After one full month working, I’ve got to say that I’m getting a really good taste of what it’s like to depart the academic world and embark on my bright and shiny work-filled future. It’s not a whole lot like I expected it to be, but so far…so good. *Knocks on wood.*
Here in Panama, I wear many ‘hats’: I observe and make notes on the office’s functions and processes, and write reports to my boss making suggestions on how to improve office function. I’m also writing out formal written business processes for the office in order to streamline and universalize things that they do so that new hires have an easy reference, and my coworkers don’t have to keep everything in their memory. I’m seeing some of my suggestions implemented, and it feels good!
In addition to these functions, I’m assisting in the actual office work. Currently, the office is in the process of finalizing everything in order to send a group of 42 Panamanian students to Centennial College for a six month English program. They are scheduled to fly out on July 12, so needless to say that there have been a lot of meetings and late nights at the office, on top of the regular traveling and promoting Centennial College and meeting with prospective students to advise them about their future academic career at Centennial.

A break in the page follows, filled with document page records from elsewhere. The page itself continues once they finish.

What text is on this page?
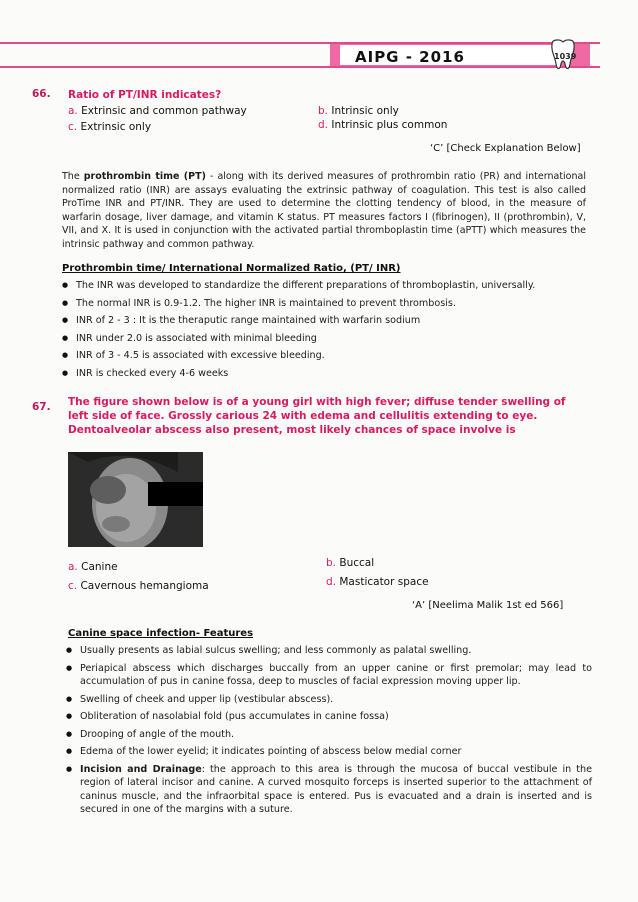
AIPG - 2016	1039
66. Ratio of PT/INR indicates?
a. Extrinsic and common pathway	b. Intrinsic only
c. Extrinsic only	d. Intrinsic plus common
‘C’ [Check Explanation Below]
The prothrombin time (PT) - along with its derived measures of prothrombin ratio (PR) and international normalized ratio (INR) are assays evaluating the extrinsic pathway of coagulation. This test is also called ProTime INR and PT/INR. They are used to determine the clotting tendency of blood, in the measure of warfarin dosage, liver damage, and vitamin K status. PT measures factors I (fibrinogen), II (prothrombin), V, VII, and X. It is used in conjunction with the activated partial thromboplastin time (aPTT) which measures the intrinsic pathway and common pathway.
Prothrombin time/ International Normalized Ratio, (PT/ INR)
● The INR was developed to standardize the different preparations of thromboplastin, universally.
● The normal INR is 0.9-1.2. The higher INR is maintained to prevent thrombosis.
● INR of 2 - 3 : It is the theraputic range maintained with warfarin sodium
● INR under 2.0 is associated with minimal bleeding
● INR of 3 - 4.5 is associated with excessive bleeding.
● INR is checked every 4-6 weeks
67. The figure shown below is of a young girl with high fever; diffuse tender swelling of left side of face. Grossly carious 24 with edema and cellulitis extending to eye. Dentoalveolar abscess also present, most likely chances of space involve is
a. Canine	b. Buccal
c. Cavernous hemangioma	d. Masticator space
‘A’ [Neelima Malik 1st ed 566]
Canine space infection- Features
● Usually presents as labial sulcus swelling; and less commonly as palatal swelling.
● Periapical abscess which discharges buccally from an upper canine or first premolar; may lead to accumulation of pus in canine fossa, deep to muscles of facial expression moving upper lip.
● Swelling of cheek and upper lip (vestibular abscess).
● Obliteration of nasolabial fold (pus accumulates in canine fossa)
● Drooping of angle of the mouth.
● Edema of the lower eyelid; it indicates pointing of abscess below medial corner
● Incision and Drainage: the approach to this area is through the mucosa of buccal vestibule in the region of lateral incisor and canine. A curved mosquito forceps is inserted superior to the attachment of caninus muscle, and the infraorbital space is entered. Pus is evacuated and a drain is inserted and is secured in one of the margins with a suture.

In the month that I’ve been here, I’ve rarely had a work day that’s been less than ten hours, and the days themselves have very little structure. My coworkers here are dedicated individuals, and do what they need to do in order to get the work done. I’m enjoying my first taste of office work beyond simply an administrative position in a large office; working in a smaller office I’m really getting a much more rounded and personalized experience, which I am taking full advantage of by taking in and giving as much as I possibly can. I am an integral part of this office, and by no means just a ‘coffee fetcher’…although if I AM on my way to get myself something, I’ll always ask if anyone else would like anything 🙂
One thing that I am not enjoying in Panama is the traffic. In promoting Centennial College, the office here does a lot of travelling to different high schools in the region in order to do presentations. A trip as far as Aguadulce (Three hours away, and the feature of my next blog) is uncommon, however when we get invited to make a presentation, we never say no. In general though, most of the high schools are right within Panama City; but even then, the driving can take twice or three times as long as it should because of the traffic and ..let’s say ‘aggressive driving culture’ and insane amount of construction going on. The construction is due to a multi-year project to built a subway; it’s scheduled to be completed in two years, but until then half of Panamas roads are either closed off, temporarily one-way detours, or reduced lanes. You’d think it’d be no big deal after building the Panama Canal.
Taxis will rarely even go to some regions of the city (including the area I work in) because traffic is always that bad and they stand to lose money. (Taxis charge a standard rate here no matter the time or distance.) Every time I get into a car, I say a small prayer, try NOT to press my braking foot through the floor underneath my passenger seat, and discreetly look up the safety rating of the car that I’m getting into.
But that’s all just a part of the experience!